Photograph by Alyssa Marie Photography
Photograph by Alyssa Marie Photography

A while back I shared a little about the post-partum depression that I and countless other new/young moms face. While I described some of the internal struggle, today I wanted to take a moment this time to follow up on how you can help a young mom.

  • Isolation and loneliness are strong: be a part of her life

Now this one is tricky because she may be very guarded, but often she is struggling with intense loneliness especially if she is keeping to the first few weeks of quarantine. Respect any wishes for privacy and protect her little one, but send a text occasionally just to reach out or a funny meme, YouTube video, etc. Be there mostly for her, not as someone who wants to take and hold the baby the second you see her if you do get the opportunity. Take over a meal and spend some time doing life with her whether that means folding laundry together or helping her address thank you cards (see below for help ideas). The biggest thing is just being present in her life and letting her know she is not forgotten and very loved and she has a safe place to unburden her heart without someone trying to “fix” her or the circumstances she is in. She just wants to talk and know someone is there to listen.

  • Loss of identity is hard: see her

It’s easy to get lost in being mom and “milking goat” and hard to find things that bring life. But especially when she has visitors and all the attention is on the baby and she then feels more pushed aside—a mere end to a means. See her for who she was before baby, who she is after baby, and who she is struggling to be in the middle of the transition. It is a hard transition often times and one that can be confusing to balance. Getting out of the house if possible to do something fun for “girl time” is also a huge help even if the baby comes along for the trip and it’s after the quarantine! Every mom is different so find what helps her feel like herself again and what her limitations are!

  • Having to be constantly vigilant of the baby is taxing: protect her newborn

If you get to visit make sure you always give a significant heads up before going, ask permission, don’t kiss the baby’s hands or face or really anywhere! Don’t go if you are sick, have been sick recently or have been around sick people (which is bad during cold season!). The more you are consciously aware of her protection, the more mom can relax, feel comfortable releasing her baby and be able to rest.

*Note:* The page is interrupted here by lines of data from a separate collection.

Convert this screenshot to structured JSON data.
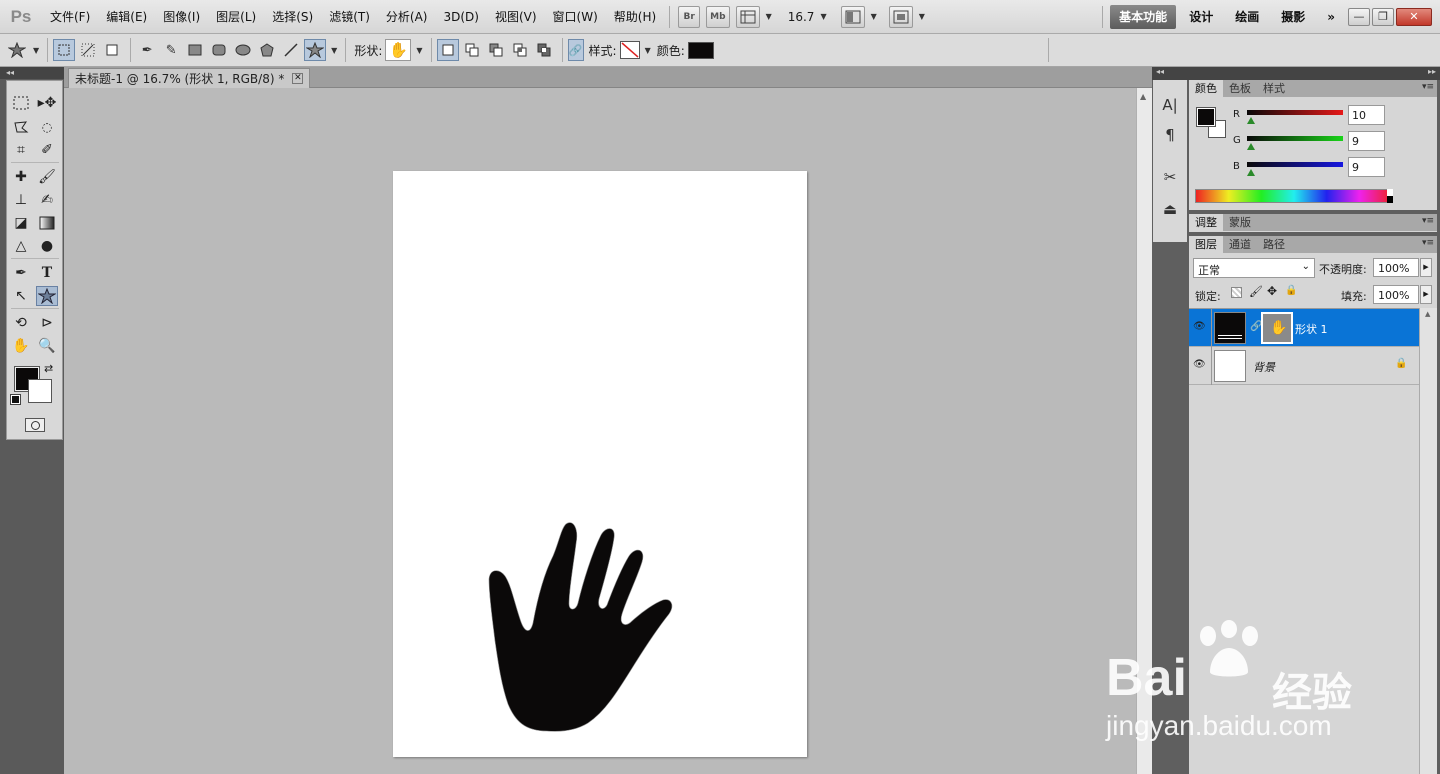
{
  "app": {
    "logo": "Ps"
  },
  "menu": [
    "文件(F)",
    "编辑(E)",
    "图像(I)",
    "图层(L)",
    "选择(S)",
    "滤镜(T)",
    "分析(A)",
    "3D(D)",
    "视图(V)",
    "窗口(W)",
    "帮助(H)"
  ],
  "menubar": {
    "bridge": "Br",
    "minibridge": "Mb",
    "zoom": "16.7",
    "workspaces": [
      "基本功能",
      "设计",
      "绘画",
      "摄影"
    ],
    "more": "»"
  },
  "options": {
    "shape_label": "形状:",
    "style_label": "样式:",
    "color_label": "颜色:",
    "color": "#0b0909"
  },
  "document": {
    "tab_title": "未标题-1 @ 16.7% (形状 1, RGB/8) *"
  },
  "color_panel": {
    "tabs": [
      "颜色",
      "色板",
      "样式"
    ],
    "channels": [
      {
        "label": "R",
        "value": "10"
      },
      {
        "label": "G",
        "value": "9"
      },
      {
        "label": "B",
        "value": "9"
      }
    ]
  },
  "adjust_panel": {
    "tabs": [
      "调整",
      "蒙版"
    ]
  },
  "layers_panel": {
    "tabs": [
      "图层",
      "通道",
      "路径"
    ],
    "blend_mode": "正常",
    "opacity_label": "不透明度:",
    "opacity": "100%",
    "lock_label": "锁定:",
    "fill_label": "填充:",
    "fill": "100%",
    "layers": [
      {
        "name": "形状 1",
        "selected": true
      },
      {
        "name": "背景",
        "selected": false,
        "locked": true
      }
    ]
  },
  "watermark": {
    "brand": "Bai",
    "brand_suffix": "经验",
    "url": "jingyan.baidu.com"
  },
  "colors": {
    "selection": "#0a74d6",
    "foreground": "#0b0909",
    "background": "#ffffff"
  }
}
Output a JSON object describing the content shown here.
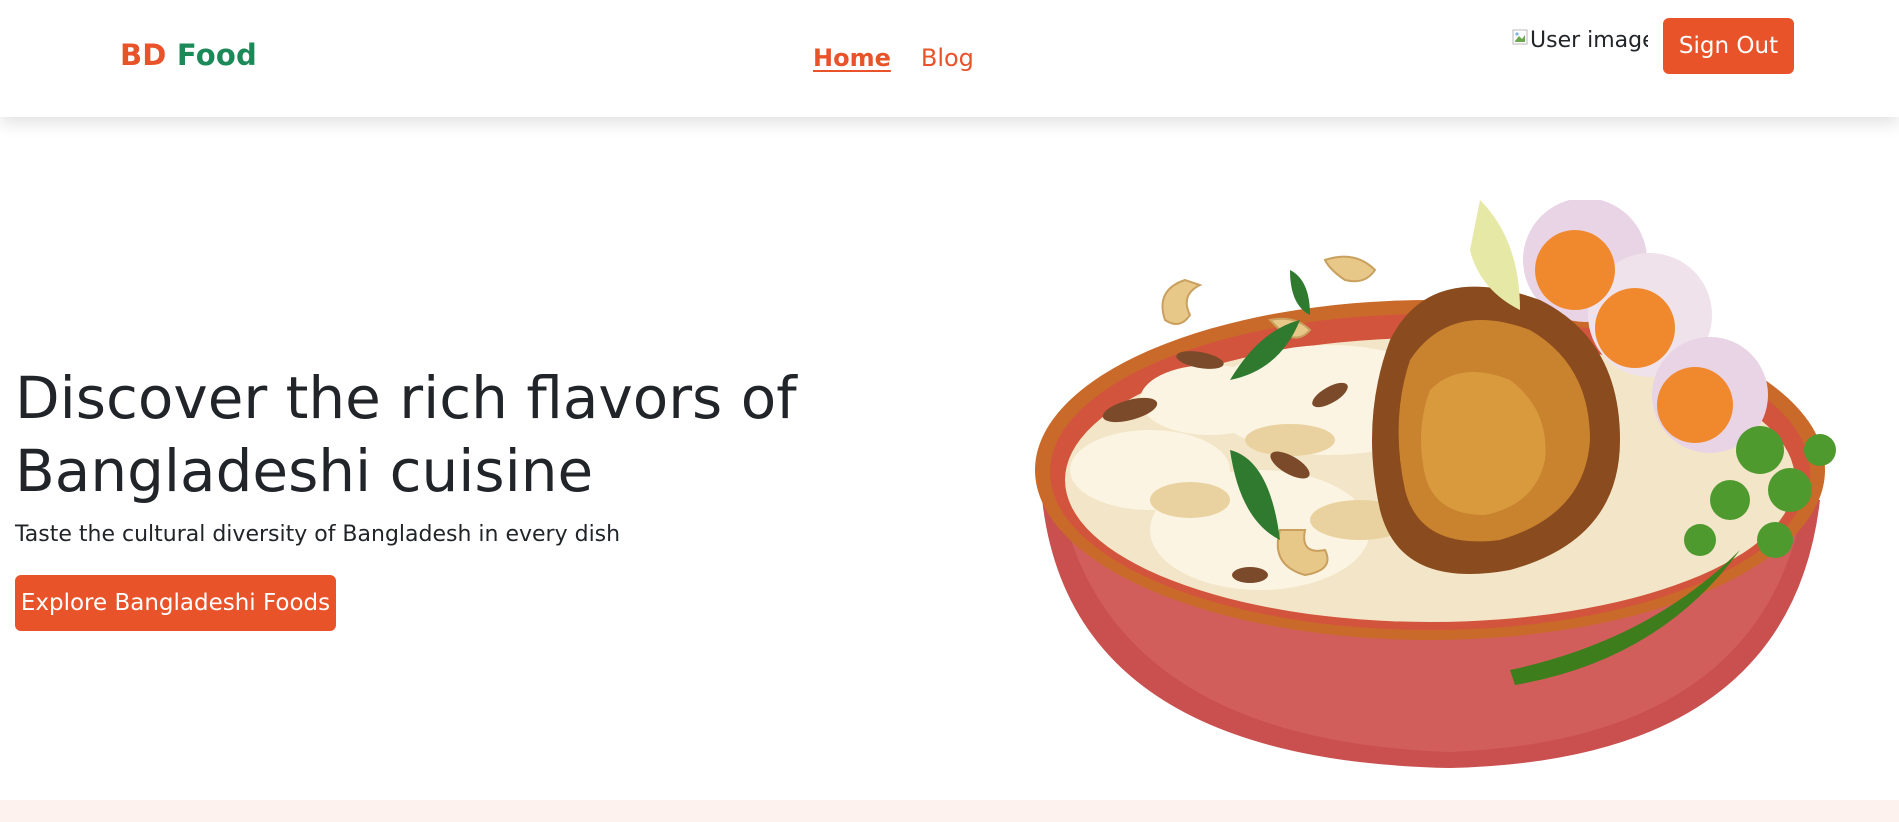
{
  "brand": {
    "part1": "BD",
    "part2": "Food"
  },
  "nav": {
    "home": "Home",
    "blog": "Blog"
  },
  "user": {
    "image_alt": "User image",
    "sign_out": "Sign Out"
  },
  "hero": {
    "title": "Discover the rich flavors of Bangladeshi cuisine",
    "subtitle": "Taste the cultural diversity of Bangladesh in every dish",
    "cta": "Explore Bangladeshi Foods"
  },
  "colors": {
    "accent": "#e8532a",
    "brand_green": "#1c8a58",
    "text": "#212529",
    "band": "#fdf2ee"
  }
}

  • She doesn’t know how to ask for help: pick something instead of asking open-ended questions

It’s hard to know what you need in the middle of any huge life changes or emotional barriers. So instead of asking “what can I help you with?” or “let me know what I can do.” Find a task that you know will be a blessing and just do it. For instance, a mom with more than one child a task that would be HUUUUGE is spending time cleaning the car seat(s). This article is a great one to read for understanding that concept. It may be in regards to a death in the family but the servant example is beautiful and exactly what some young mothers need. Just maybe taking a can of shoe shine with you instead of having to hunt some down if you do shoes! Other ideas for helping include: washing dishes, mopping floors, deep cleaning the carpet, organizing the pantry, cleaning the refrigerator, cleaning the microwave, get her grocery list or errands list and do them for her, style her hair, cook her a meal…find what helps and means a lot to her and do it. Even if it is quiet and in the background.

When one of my friends had a baby a couple years ago, any time I was in town I would go over and take groceries for a meal and cook it there for her while she napped, or had newborn pictures taken, or nursed. I wasn’t there to intrude or stop her normal daily routine, just to make sure she didn’t have to think about a meal or the clean up after. I never asked to hold the baby during those times unless she directly asked me to so she could use the restroom or take care of her eldest. I just made myself available and if she wanted to talk we did but she never felt pressured to entertain or clean up before I got there. That’s what means the world to a young mom and more than likely she won’t ask.

So if you know of someone who recently had a baby, do some investigating and find what will bless her in this time of life! If you have been in these shoes, what are ways that would have helped or where someone demonstrated true friendship to you during those times?